The key is getting knee replacements right the first time because fixing a poorly done knee never quite works out. Surgeons can improve how it feels and functions, but the joint will never be as good as it could have been. Achieving positive, patient-pleasing results demands understanding several factors that impact outcomes.
Cementless fixation of the knee, however, is associated with many problems. The blood supply around the knee isn't as good as it is around the hip, a factor that leads to a poorer ingrowth rate. Early after their surgeries, some total knee patients experience lack of ingrowth: 1% or 2% of patients on the femoral side of the knee and 3% to 5% of patients on the tibial side, which is a lot.
Then there's the difficulty of diagnosing what's wrong if the patient isn't doing well and is unhappy after surgery. With cementless hips, it's easy; you take an X-ray, and because of the anatomy you can see if implant components are ingrown with bone. With cementless knees, it's exceedingly difficult, if not impossible, to know if the implant is ingrown. Maybe the patient is experiencing post-op discomfort because the surgeon didn't align the implant properly or its components are loose. Perhaps the patient developed scar tissue. There are countless possible reasons, but you can't see them on the X-ray. Surgeons are often forced to reopen the joint to assess the situation.

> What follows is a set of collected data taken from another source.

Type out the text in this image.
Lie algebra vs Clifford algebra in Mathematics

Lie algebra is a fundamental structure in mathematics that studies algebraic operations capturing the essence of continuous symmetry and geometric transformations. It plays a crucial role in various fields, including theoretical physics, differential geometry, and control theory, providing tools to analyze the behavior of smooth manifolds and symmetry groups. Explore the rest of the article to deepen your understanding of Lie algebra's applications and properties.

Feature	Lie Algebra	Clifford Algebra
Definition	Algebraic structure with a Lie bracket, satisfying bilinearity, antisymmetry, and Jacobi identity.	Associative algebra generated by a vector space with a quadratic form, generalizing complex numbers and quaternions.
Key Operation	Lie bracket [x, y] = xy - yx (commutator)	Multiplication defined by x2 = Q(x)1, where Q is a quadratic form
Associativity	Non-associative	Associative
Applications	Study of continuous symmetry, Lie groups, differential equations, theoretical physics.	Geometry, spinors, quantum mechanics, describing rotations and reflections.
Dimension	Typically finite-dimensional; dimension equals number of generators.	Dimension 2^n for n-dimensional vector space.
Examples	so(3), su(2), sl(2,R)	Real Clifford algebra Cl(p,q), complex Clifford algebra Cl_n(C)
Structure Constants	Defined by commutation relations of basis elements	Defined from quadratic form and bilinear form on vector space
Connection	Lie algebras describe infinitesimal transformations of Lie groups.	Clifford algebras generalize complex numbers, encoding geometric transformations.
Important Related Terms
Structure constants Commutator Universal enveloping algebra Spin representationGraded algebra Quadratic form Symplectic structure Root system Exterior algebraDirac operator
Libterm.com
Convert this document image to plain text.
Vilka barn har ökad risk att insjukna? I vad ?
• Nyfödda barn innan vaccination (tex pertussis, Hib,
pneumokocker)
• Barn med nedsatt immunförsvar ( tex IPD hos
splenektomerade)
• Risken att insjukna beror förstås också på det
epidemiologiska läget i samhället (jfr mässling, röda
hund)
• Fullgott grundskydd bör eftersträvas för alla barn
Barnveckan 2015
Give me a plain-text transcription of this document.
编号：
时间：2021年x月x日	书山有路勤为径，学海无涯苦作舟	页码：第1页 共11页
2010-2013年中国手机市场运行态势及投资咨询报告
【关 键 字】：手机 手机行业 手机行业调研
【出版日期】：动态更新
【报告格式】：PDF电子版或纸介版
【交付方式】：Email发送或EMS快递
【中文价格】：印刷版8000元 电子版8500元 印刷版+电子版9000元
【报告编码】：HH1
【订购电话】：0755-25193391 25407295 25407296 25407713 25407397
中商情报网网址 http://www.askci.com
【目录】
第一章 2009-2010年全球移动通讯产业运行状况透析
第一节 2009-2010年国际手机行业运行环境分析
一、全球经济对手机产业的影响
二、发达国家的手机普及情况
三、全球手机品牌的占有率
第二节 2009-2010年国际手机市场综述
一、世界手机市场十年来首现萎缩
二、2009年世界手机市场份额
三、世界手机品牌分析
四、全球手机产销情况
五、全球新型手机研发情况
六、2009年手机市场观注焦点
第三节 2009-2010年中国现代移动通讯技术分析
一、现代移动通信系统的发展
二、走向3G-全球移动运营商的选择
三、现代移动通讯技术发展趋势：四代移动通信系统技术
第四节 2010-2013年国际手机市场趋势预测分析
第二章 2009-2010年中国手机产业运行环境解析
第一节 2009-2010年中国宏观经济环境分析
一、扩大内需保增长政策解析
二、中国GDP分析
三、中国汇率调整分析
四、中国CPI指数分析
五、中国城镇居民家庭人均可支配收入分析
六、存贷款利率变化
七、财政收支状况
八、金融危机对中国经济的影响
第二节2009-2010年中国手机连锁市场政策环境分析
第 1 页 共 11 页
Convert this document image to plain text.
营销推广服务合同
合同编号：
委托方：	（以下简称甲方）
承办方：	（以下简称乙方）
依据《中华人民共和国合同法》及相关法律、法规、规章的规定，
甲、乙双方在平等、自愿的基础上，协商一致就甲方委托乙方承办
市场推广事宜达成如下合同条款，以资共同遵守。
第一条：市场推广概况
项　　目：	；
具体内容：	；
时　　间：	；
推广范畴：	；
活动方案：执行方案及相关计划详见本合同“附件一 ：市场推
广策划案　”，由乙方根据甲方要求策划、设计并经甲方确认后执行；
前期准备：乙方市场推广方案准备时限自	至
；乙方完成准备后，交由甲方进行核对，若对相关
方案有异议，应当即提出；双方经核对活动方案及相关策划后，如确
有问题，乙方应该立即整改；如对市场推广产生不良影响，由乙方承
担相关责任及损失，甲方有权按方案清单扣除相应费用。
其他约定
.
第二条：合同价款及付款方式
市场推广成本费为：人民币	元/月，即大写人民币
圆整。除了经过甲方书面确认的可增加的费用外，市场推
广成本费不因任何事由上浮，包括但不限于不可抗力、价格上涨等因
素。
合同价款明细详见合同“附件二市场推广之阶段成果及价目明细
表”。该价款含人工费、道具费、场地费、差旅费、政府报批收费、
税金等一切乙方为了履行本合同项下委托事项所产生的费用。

Another problem with cementless fixation: Wear from the implant pieces gets into the bone and causes destructive osteolysis. Cement acts as a barrier to those particles. With cementless fixation, that barrier is gone, so the patient is more likely to develop osteolytic lesions. If the patient ever needs a revision surgery, the bone behind the prosthesis remains stronger with cement fixation.
Cementless fixation for knees went away when these problems became evident. Its recent comeback is mostly about the push for "quicker, easier, more efficient." You don't need to mix the cement, wait for it to dry and clean it up, so it saves up to 30 minutes a case. However, patients pay the price. Cementless fixation on knees helps the surgeon more than the patient.
Gender is a binary choice, though. What about fully customized implants? Well, they sound great, but in my experience they're associated with some challenges because they're customized based upon a scan of the arthritic, deformed knee. Another issue: You get one implant piece. If you don't like the fit, too bad. I find it much better to have hundreds of combinations of implants to fit each patient in the OR. You can't do that with custom implants.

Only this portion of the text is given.